Fazit: Sichtbarkeit durch Substanz
Für Anwalts- und Steuerkanzleien in München ist die Optimierung für KI-Suchen kein technischer Trick, sondern die konsequente Fortsetzung dessen, was seriöse Kanzleien ohnehin auszeichnet: klare Spezialisierung, nachweisbare Kompetenz und verständlich aufbereitete Information. Wer seine Rechtsgebiete präzise benennt, typische Mandantenfragen fundiert beantwortet und seine Autorität rechtssicher sichtbar macht, schafft genau die Signale, auf die generative Suchsysteme reagieren.
Der Weg dorthin lässt sich strukturiert gehen – von der Inhaltsstrategie über die technische Basis bis zur laufenden Überprüfung. Unterstützung dabei bietet die GEO-Agentur München, oder Sie verschaffen sich zunächst einen Überblick über die GEO-Optimierung als Leistungsbaustein.
Häufige Fragen
Wie erkenne ich, ob meine Kanzlei von KI-Systemen empfohlen wird?
Stellen Sie in ChatGPT, Perplexity oder Google Gemini typische Mandantenfragen mit München-Bezug und prüfen Sie, welche Quellen und Kanzleien genannt werden. Diese einfache Stichprobe zeigt, wo Sie bereits sichtbar sind und wo Lücken bestehen.
Ist die Optimierung für KI-Suchen mit dem anwaltlichen Berufsrecht vereinbar?
Ja. Solange Sie sachlich und wahrheitsgemäß über Ihre Rechtsgebiete und Qualifikationen informieren, bewegen Sie sich im Rahmen von BRAO und UWG. Unzulässig bleiben irreführende Werbung, Erfolgsgarantien und reißerische Anpreisungen – genau diese sind für KI-Systeme ohnehin kontraproduktiv.
Wie lange dauert es, bis sich Ergebnisse zeigen?
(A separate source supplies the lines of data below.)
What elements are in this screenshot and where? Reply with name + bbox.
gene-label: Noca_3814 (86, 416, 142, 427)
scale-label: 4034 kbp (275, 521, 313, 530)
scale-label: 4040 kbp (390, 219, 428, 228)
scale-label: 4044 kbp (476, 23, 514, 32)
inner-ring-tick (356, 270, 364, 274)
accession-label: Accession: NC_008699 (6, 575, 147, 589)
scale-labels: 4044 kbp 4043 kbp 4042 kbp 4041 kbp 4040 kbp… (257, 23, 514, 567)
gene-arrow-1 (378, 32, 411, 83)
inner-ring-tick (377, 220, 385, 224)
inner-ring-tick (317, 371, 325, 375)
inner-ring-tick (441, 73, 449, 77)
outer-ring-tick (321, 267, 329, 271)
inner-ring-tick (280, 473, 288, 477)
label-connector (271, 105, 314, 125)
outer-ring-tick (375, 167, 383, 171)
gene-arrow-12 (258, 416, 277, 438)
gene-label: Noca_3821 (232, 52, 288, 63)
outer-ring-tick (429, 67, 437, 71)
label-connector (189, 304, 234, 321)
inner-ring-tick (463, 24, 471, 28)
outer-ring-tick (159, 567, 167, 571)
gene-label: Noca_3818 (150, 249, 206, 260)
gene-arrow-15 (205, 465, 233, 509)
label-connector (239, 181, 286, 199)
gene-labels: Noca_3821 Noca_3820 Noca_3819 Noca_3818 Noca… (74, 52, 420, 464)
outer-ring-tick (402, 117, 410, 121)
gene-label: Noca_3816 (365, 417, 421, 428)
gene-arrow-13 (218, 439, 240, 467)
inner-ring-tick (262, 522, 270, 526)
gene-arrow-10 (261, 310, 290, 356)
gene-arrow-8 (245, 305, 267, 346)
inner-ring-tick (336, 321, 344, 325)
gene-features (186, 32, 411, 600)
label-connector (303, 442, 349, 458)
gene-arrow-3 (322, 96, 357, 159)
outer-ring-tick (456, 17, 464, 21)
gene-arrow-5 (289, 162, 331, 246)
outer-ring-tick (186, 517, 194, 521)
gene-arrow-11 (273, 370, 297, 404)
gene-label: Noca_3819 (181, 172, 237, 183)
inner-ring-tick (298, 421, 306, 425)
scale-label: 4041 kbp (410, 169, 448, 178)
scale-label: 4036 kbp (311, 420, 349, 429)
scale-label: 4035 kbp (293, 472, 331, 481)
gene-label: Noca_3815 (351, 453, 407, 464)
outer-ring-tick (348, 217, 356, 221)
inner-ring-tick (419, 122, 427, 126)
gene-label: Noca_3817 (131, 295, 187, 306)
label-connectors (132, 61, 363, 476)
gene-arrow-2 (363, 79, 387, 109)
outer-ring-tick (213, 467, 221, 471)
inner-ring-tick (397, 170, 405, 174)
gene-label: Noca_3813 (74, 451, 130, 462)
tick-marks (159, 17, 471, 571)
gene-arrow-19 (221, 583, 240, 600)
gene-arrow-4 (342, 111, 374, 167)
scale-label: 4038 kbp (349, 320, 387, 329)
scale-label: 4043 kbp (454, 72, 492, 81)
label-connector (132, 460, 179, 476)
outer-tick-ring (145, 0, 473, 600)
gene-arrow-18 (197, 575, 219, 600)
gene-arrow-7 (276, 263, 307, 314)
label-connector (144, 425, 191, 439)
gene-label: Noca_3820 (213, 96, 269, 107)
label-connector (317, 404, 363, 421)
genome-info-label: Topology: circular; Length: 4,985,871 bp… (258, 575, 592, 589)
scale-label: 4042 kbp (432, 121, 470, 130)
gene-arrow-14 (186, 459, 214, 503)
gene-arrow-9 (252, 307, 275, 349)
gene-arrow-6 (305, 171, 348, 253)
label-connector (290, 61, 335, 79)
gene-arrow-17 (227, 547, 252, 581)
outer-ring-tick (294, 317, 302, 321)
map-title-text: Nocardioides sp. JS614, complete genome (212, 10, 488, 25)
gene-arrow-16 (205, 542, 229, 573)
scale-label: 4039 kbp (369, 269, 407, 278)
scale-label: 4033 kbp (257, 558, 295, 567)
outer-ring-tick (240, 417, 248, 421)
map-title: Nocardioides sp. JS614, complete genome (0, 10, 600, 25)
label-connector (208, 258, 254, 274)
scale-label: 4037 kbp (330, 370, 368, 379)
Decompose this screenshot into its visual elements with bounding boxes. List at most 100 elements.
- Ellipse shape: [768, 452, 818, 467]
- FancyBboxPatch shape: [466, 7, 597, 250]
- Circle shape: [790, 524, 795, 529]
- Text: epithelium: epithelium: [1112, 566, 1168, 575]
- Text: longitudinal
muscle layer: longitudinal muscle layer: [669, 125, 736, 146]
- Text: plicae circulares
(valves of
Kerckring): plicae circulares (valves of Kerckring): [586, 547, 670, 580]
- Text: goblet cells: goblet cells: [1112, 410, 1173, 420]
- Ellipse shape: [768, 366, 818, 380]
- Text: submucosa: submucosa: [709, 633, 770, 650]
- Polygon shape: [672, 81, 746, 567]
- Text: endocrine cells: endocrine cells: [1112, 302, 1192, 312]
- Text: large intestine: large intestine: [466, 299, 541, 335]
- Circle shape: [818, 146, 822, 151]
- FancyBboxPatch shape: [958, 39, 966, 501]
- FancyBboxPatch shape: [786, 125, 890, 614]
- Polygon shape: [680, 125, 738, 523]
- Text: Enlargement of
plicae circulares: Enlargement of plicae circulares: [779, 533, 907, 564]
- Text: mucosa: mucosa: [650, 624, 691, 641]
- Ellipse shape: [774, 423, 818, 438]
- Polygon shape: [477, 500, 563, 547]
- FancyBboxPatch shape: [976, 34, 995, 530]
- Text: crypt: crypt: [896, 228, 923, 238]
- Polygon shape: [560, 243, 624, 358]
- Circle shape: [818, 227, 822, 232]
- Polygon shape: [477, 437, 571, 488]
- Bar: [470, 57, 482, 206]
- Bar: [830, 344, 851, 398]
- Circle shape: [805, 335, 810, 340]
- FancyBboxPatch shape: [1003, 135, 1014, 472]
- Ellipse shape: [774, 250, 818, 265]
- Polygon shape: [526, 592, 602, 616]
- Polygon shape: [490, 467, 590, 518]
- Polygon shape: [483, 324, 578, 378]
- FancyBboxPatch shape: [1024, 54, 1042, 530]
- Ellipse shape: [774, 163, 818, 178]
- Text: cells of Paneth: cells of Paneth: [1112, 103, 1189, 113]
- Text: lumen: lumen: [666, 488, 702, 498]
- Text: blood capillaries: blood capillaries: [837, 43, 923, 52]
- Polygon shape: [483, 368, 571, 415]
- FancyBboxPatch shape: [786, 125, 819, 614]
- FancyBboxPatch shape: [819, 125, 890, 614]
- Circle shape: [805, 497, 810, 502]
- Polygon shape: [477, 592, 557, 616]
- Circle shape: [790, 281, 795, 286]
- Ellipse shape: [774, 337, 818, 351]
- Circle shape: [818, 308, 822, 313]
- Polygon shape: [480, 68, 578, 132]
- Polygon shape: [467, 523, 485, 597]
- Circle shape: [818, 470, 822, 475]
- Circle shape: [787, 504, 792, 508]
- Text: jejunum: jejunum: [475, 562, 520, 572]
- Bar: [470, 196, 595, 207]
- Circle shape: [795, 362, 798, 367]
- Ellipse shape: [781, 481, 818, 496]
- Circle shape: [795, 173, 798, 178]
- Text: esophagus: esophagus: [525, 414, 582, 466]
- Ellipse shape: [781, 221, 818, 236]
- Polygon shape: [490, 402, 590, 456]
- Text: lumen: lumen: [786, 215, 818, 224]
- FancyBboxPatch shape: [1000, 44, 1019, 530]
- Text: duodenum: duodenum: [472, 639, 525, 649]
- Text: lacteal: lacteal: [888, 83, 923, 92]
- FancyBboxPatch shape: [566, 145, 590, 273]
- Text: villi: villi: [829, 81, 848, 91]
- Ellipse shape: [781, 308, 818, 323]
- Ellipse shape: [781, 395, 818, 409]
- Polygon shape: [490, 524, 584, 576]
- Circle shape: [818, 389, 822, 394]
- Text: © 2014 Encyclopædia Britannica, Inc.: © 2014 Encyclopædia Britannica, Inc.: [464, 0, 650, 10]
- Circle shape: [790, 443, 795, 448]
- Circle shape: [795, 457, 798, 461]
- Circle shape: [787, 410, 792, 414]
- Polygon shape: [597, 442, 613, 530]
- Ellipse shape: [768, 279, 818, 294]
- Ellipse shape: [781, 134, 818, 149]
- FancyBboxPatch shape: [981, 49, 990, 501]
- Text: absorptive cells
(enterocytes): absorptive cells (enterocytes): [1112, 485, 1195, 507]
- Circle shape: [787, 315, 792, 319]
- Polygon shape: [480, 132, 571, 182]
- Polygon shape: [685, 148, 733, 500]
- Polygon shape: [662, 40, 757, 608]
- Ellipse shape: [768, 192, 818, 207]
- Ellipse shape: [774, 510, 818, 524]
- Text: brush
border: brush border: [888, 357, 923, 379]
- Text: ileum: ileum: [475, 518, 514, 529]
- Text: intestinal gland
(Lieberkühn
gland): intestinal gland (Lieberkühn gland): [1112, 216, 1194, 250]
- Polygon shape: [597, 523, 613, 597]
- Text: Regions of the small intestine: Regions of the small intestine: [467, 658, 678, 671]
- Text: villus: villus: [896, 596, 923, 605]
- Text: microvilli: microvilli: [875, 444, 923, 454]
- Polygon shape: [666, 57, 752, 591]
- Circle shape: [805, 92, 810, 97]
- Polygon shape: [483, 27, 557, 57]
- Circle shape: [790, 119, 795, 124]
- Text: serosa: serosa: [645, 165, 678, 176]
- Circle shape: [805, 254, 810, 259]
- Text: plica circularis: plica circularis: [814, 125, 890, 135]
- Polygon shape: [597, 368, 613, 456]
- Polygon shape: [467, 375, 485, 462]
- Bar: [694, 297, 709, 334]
Das hängt von Ausgangslage, Wettbewerb und Aktualisierungszyklen der KI-Systeme ab und lässt sich nicht seriös garantieren. Kontinuierliche Pflege hochwertiger Inhalte wirkt in der Regel nachhaltiger als einmalige Maßnahmen.
Brauche ich für strukturierte Daten Programmierkenntnisse?
Nein, in der Regel nicht. Gängige Content-Management-Systeme und Erweiterungen ermöglichen es, Schema.org-Auszeichnungen ohne tiefe technische Kenntnisse einzubinden. Bei komplexeren Kanzleiwebsites empfiehlt sich fachliche Unterstützung.
Gilt das auch für kleine Kanzleien und Einzelanwälte?
Gerade kleinere Kanzleien profitieren, weil sie sich über eine klare Spezialisierung und persönliche Ansprechbarkeit von großen, generisch auftretenden Anbietern abheben können. Fokus schlägt hier Breite.
Reicht ein Google Business Profil aus?
Ein gepflegtes Google Business Profil ist ein wichtiger Baustein für die lokale Sichtbarkeit, ersetzt aber keine inhaltlich starke Website. KI-Systeme greifen auf Ihre gesamten Webinhalte zurück, nicht nur auf das Profil.
Worin unterscheidet sich die KI-Optimierung für Steuerkanzleien von der für Anwaltskanzleien?
Die Grundprinzipien sind identisch. Für Steuerkanzleien ist die Aktualität der Inhalte jedoch noch entscheidender, da sich steuerliche Regelungen häufig ändern und veraltete Angaben schnell an Wert verlieren.